De acordo com Kennedy Paiva,
professor da UnP, organizar os documentos com antecedência pode evitar
contratempos no momento de prestar contas com o leão.
Com novas regras e atualizações trazidas pela Lei nº
214/2025, os contribuintes que vão declarar o Imposto de Renda em 2026,
referente ao ano-calendário 2025, precisam ficar atentos às mudanças e iniciar
a organização dos documentos com antecedência para evitar transtornos com a
Receita Federal. O período de entrega da declaração costuma ter início no mês
de março, conforme calendário divulgado anualmente pelo órgão.
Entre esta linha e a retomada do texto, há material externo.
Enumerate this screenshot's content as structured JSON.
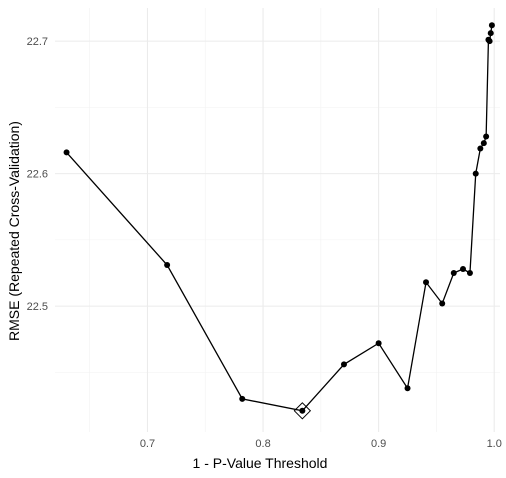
{
  "chart_data": {
    "type": "line",
    "title": "",
    "xlabel": "1 - P-Value Threshold",
    "ylabel": "RMSE (Repeated Cross-Validation)",
    "xlim": [
      0.62,
      1.005
    ],
    "ylim": [
      22.405,
      22.725
    ],
    "x_ticks": [
      0.7,
      0.8,
      0.9,
      1.0
    ],
    "x_tick_labels": [
      "0.7",
      "0.8",
      "0.9",
      "1.0"
    ],
    "y_ticks": [
      22.5,
      22.6,
      22.7
    ],
    "y_tick_labels": [
      "22.5",
      "22.6",
      "22.7"
    ],
    "grid": true,
    "series": [
      {
        "color": "#000000",
        "x": [
          0.63,
          0.717,
          0.782,
          0.834,
          0.87,
          0.9,
          0.925,
          0.941,
          0.955,
          0.965,
          0.973,
          0.979,
          0.984,
          0.988,
          0.991,
          0.993,
          0.995,
          0.996,
          0.997,
          0.998
        ],
        "y": [
          22.616,
          22.531,
          22.43,
          22.421,
          22.456,
          22.472,
          22.438,
          22.518,
          22.502,
          22.525,
          22.528,
          22.525,
          22.6,
          22.619,
          22.623,
          22.628,
          22.701,
          22.7,
          22.706,
          22.712
        ]
      }
    ],
    "best_point": {
      "x": 0.834,
      "y": 22.421,
      "marker": "diamond"
    }
  }
}
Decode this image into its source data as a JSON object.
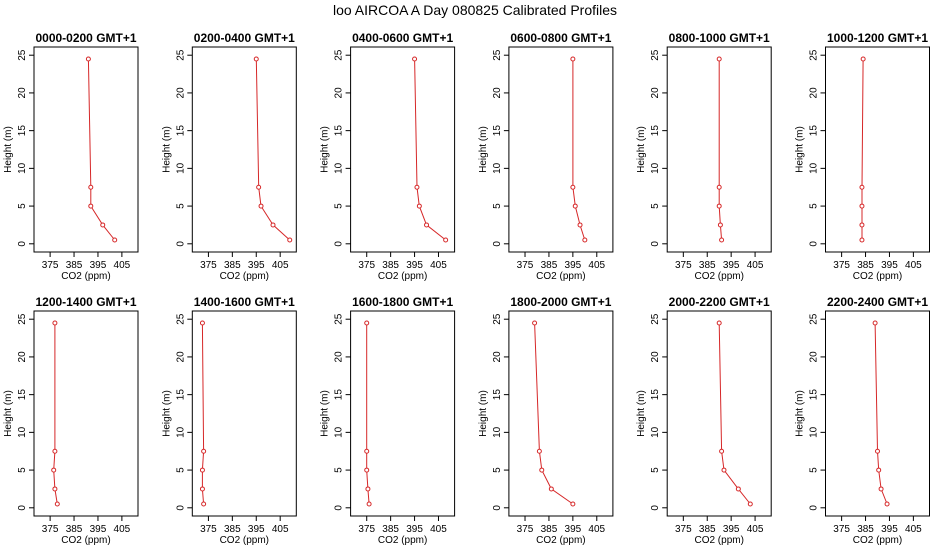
{
  "figure": {
    "title": "loo AIRCOA A  Day 080825  Calibrated Profiles"
  },
  "chart_data": [
    {
      "type": "line",
      "title": "0000-0200 GMT+1",
      "xlabel": "CO2 (ppm)",
      "ylabel": "Height (m)",
      "xlim": [
        370,
        410
      ],
      "ylim": [
        0,
        25
      ],
      "xticks": [
        375,
        385,
        395,
        405
      ],
      "yticks": [
        0,
        5,
        10,
        15,
        20,
        25
      ],
      "grid": false,
      "color": "#d62728",
      "x": [
        402,
        397,
        392,
        392,
        391
      ],
      "y": [
        0.5,
        2.5,
        5,
        7.5,
        24.5
      ]
    },
    {
      "type": "line",
      "title": "0200-0400 GMT+1",
      "xlabel": "CO2 (ppm)",
      "ylabel": "Height (m)",
      "xlim": [
        370,
        410
      ],
      "ylim": [
        0,
        25
      ],
      "xticks": [
        375,
        385,
        395,
        405
      ],
      "yticks": [
        0,
        5,
        10,
        15,
        20,
        25
      ],
      "grid": false,
      "color": "#d62728",
      "x": [
        409,
        402,
        397,
        396,
        395
      ],
      "y": [
        0.5,
        2.5,
        5,
        7.5,
        24.5
      ]
    },
    {
      "type": "line",
      "title": "0400-0600 GMT+1",
      "xlabel": "CO2 (ppm)",
      "ylabel": "Height (m)",
      "xlim": [
        370,
        410
      ],
      "ylim": [
        0,
        25
      ],
      "xticks": [
        375,
        385,
        395,
        405
      ],
      "yticks": [
        0,
        5,
        10,
        15,
        20,
        25
      ],
      "grid": false,
      "color": "#d62728",
      "x": [
        408,
        400,
        397,
        396,
        395
      ],
      "y": [
        0.5,
        2.5,
        5,
        7.5,
        24.5
      ]
    },
    {
      "type": "line",
      "title": "0600-0800 GMT+1",
      "xlabel": "CO2 (ppm)",
      "ylabel": "Height (m)",
      "xlim": [
        370,
        410
      ],
      "ylim": [
        0,
        25
      ],
      "xticks": [
        375,
        385,
        395,
        405
      ],
      "yticks": [
        0,
        5,
        10,
        15,
        20,
        25
      ],
      "grid": false,
      "color": "#d62728",
      "x": [
        400,
        398,
        396,
        395,
        395
      ],
      "y": [
        0.5,
        2.5,
        5,
        7.5,
        24.5
      ]
    },
    {
      "type": "line",
      "title": "0800-1000 GMT+1",
      "xlabel": "CO2 (ppm)",
      "ylabel": "Height (m)",
      "xlim": [
        370,
        410
      ],
      "ylim": [
        0,
        25
      ],
      "xticks": [
        375,
        385,
        395,
        405
      ],
      "yticks": [
        0,
        5,
        10,
        15,
        20,
        25
      ],
      "grid": false,
      "color": "#d62728",
      "x": [
        391,
        390.5,
        390,
        390,
        390
      ],
      "y": [
        0.5,
        2.5,
        5,
        7.5,
        24.5
      ]
    },
    {
      "type": "line",
      "title": "1000-1200 GMT+1",
      "xlabel": "CO2 (ppm)",
      "ylabel": "Height (m)",
      "xlim": [
        370,
        410
      ],
      "ylim": [
        0,
        25
      ],
      "xticks": [
        375,
        385,
        395,
        405
      ],
      "yticks": [
        0,
        5,
        10,
        15,
        20,
        25
      ],
      "grid": false,
      "color": "#d62728",
      "x": [
        383.5,
        383.5,
        383.5,
        383.5,
        384
      ],
      "y": [
        0.5,
        2.5,
        5,
        7.5,
        24.5
      ]
    },
    {
      "type": "line",
      "title": "1200-1400 GMT+1",
      "xlabel": "CO2 (ppm)",
      "ylabel": "Height (m)",
      "xlim": [
        370,
        410
      ],
      "ylim": [
        0,
        25
      ],
      "xticks": [
        375,
        385,
        395,
        405
      ],
      "yticks": [
        0,
        5,
        10,
        15,
        20,
        25
      ],
      "grid": false,
      "color": "#d62728",
      "x": [
        378,
        377,
        376.5,
        377,
        377
      ],
      "y": [
        0.5,
        2.5,
        5,
        7.5,
        24.5
      ]
    },
    {
      "type": "line",
      "title": "1400-1600 GMT+1",
      "xlabel": "CO2 (ppm)",
      "ylabel": "Height (m)",
      "xlim": [
        370,
        410
      ],
      "ylim": [
        0,
        25
      ],
      "xticks": [
        375,
        385,
        395,
        405
      ],
      "yticks": [
        0,
        5,
        10,
        15,
        20,
        25
      ],
      "grid": false,
      "color": "#d62728",
      "x": [
        373,
        372.5,
        372.5,
        373,
        372.5
      ],
      "y": [
        0.5,
        2.5,
        5,
        7.5,
        24.5
      ]
    },
    {
      "type": "line",
      "title": "1600-1800 GMT+1",
      "xlabel": "CO2 (ppm)",
      "ylabel": "Height (m)",
      "xlim": [
        370,
        410
      ],
      "ylim": [
        0,
        25
      ],
      "xticks": [
        375,
        385,
        395,
        405
      ],
      "yticks": [
        0,
        5,
        10,
        15,
        20,
        25
      ],
      "grid": false,
      "color": "#d62728",
      "x": [
        376,
        375.5,
        375,
        375,
        375
      ],
      "y": [
        0.5,
        2.5,
        5,
        7.5,
        24.5
      ]
    },
    {
      "type": "line",
      "title": "1800-2000 GMT+1",
      "xlabel": "CO2 (ppm)",
      "ylabel": "Height (m)",
      "xlim": [
        370,
        410
      ],
      "ylim": [
        0,
        25
      ],
      "xticks": [
        375,
        385,
        395,
        405
      ],
      "yticks": [
        0,
        5,
        10,
        15,
        20,
        25
      ],
      "grid": false,
      "color": "#d62728",
      "x": [
        395,
        386,
        382,
        381,
        379
      ],
      "y": [
        0.5,
        2.5,
        5,
        7.5,
        24.5
      ]
    },
    {
      "type": "line",
      "title": "2000-2200 GMT+1",
      "xlabel": "CO2 (ppm)",
      "ylabel": "Height (m)",
      "xlim": [
        370,
        410
      ],
      "ylim": [
        0,
        25
      ],
      "xticks": [
        375,
        385,
        395,
        405
      ],
      "yticks": [
        0,
        5,
        10,
        15,
        20,
        25
      ],
      "grid": false,
      "color": "#d62728",
      "x": [
        403,
        398,
        392,
        391,
        390
      ],
      "y": [
        0.5,
        2.5,
        5,
        7.5,
        24.5
      ]
    },
    {
      "type": "line",
      "title": "2200-2400 GMT+1",
      "xlabel": "CO2 (ppm)",
      "ylabel": "Height (m)",
      "xlim": [
        370,
        410
      ],
      "ylim": [
        0,
        25
      ],
      "xticks": [
        375,
        385,
        395,
        405
      ],
      "yticks": [
        0,
        5,
        10,
        15,
        20,
        25
      ],
      "grid": false,
      "color": "#d62728",
      "x": [
        394,
        391.5,
        390.5,
        390,
        389
      ],
      "y": [
        0.5,
        2.5,
        5,
        7.5,
        24.5
      ]
    }
  ]
}
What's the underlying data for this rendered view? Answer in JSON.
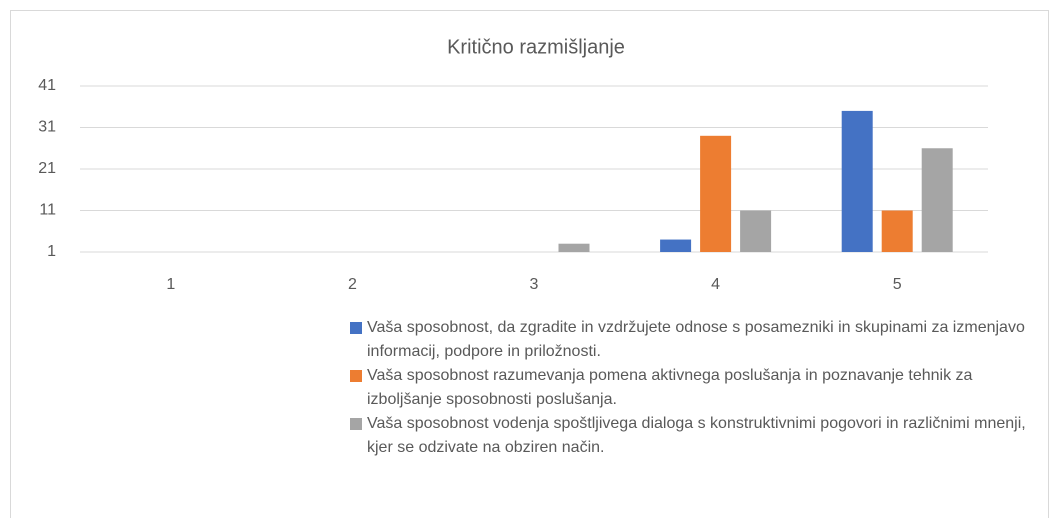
{
  "chart_data": {
    "type": "bar",
    "title": "Kritično razmišljanje",
    "categories": [
      "1",
      "2",
      "3",
      "4",
      "5"
    ],
    "series": [
      {
        "name": "Vaša sposobnost, da zgradite in vzdržujete odnose s posamezniki in skupinami za izmenjavo informacij, podpore in priložnosti.",
        "color": "#4472c4",
        "values": [
          1,
          1,
          1,
          4,
          35
        ]
      },
      {
        "name": "Vaša sposobnost razumevanja pomena aktivnega poslušanja in poznavanje tehnik za izboljšanje sposobnosti poslušanja.",
        "color": "#ed7d31",
        "values": [
          1,
          1,
          1,
          29,
          11
        ]
      },
      {
        "name": "Vaša sposobnost vodenja spoštljivega dialoga s konstruktivnimi pogovori in različnimi mnenji, kjer se odzivate na obziren način.",
        "color": "#a5a5a5",
        "values": [
          1,
          1,
          3,
          11,
          26
        ]
      }
    ],
    "ylim": [
      1,
      41
    ],
    "yticks": [
      1,
      11,
      21,
      31,
      41
    ],
    "grid": true,
    "legend": "bottom"
  }
}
Segundo Kennedy Paiva, professor da área de Gestão e
Negócios da Universidade Potiguar (UnP), integrante do maior e mais inovador
ecossistema de qualidade do Brasil: o Ecossistema Ânima, a preparação
antecipada é fundamental para evitar contratempos na hora de prestar contas com
o leão.
“Começar a se preparar com antecedência para o Imposto de
Renda é fundamental, pois permite reunir toda a documentação com calma, evitar
o estresse de última hora e identificar pendências a tempo. Além disso, a
organização prévia reduz o risco de erros que podem levar à malha fina ou gerar
multas por atraso, e quem entrega a declaração mais cedo geralmente recebe a
restituição mais rápido”, pontua o professor.
Novas regras para 2026
As mudanças também atingem a declaração de investimentos,
especialmente no que diz respeito a criptomoedas e outros ativos digitais. Novas
exigências detalham como essas aplicações devem ser informadas, além de regras
específicas para investimentos realizados fora do Brasil. A ampliação da
declaração pré-preenchida, que estará ainda mais completa, também é apontada
como um avanço, facilitando o preenchimento, embora a conferência dos dados
continue sendo indispensável.
Investimentos
Kennedy Paiva chama atenção para o fato de que
rendimentos e operações financeiras seguem entre os pontos que mais geram
dúvidas na hora de declarar. “Aluguéis recebidos, ganhos com a venda de
imóveis, ações ou criptomoedas, aplicações financeiras, dividendos e renda de
trabalho autônomo ou informal exigem atenção, porque qualquer inconsistência
pode gerar problemas com a Receita. Por isso, em muitos casos, é importante
procurar apoio profissional”, orienta o especialista.
Deduções
As despesas dedutíveis também merecem atenção dos
contribuintes, já que podem reduzir o imposto a pagar ou aumentar o valor da
restituição. Gastos com educação, despesas médicas, contribuições
previdenciárias e informações sobre dependentes estão entre os pontos que
exigem maior cuidado no preenchimento. Mesmo quem está isento de declarar deve
manter a documentação organizada, pois a Receita Federal pode solicitar
comprovantes posteriormente.
Segundo Kennedy Paiva, despesas com saúde, educação, Previdência Social e previdência privada do tipo PGBL podem ser utilizadas como dedução, assim como dependentes e pensão alimentícia judicial. “É fundamental guardar todos os documentos por pelo menos cinco anos, mesmo para quem está isento, porque a Receita pode pedir esses comprovantes dentro desse período. Além disso, erros como omitir rendimentos, informar dados incorretos de dependentes ou declarar despesas sem comprovação estão entre os principais motivos que levam o contribuinte à malha fina”, conclui o docente da UnP.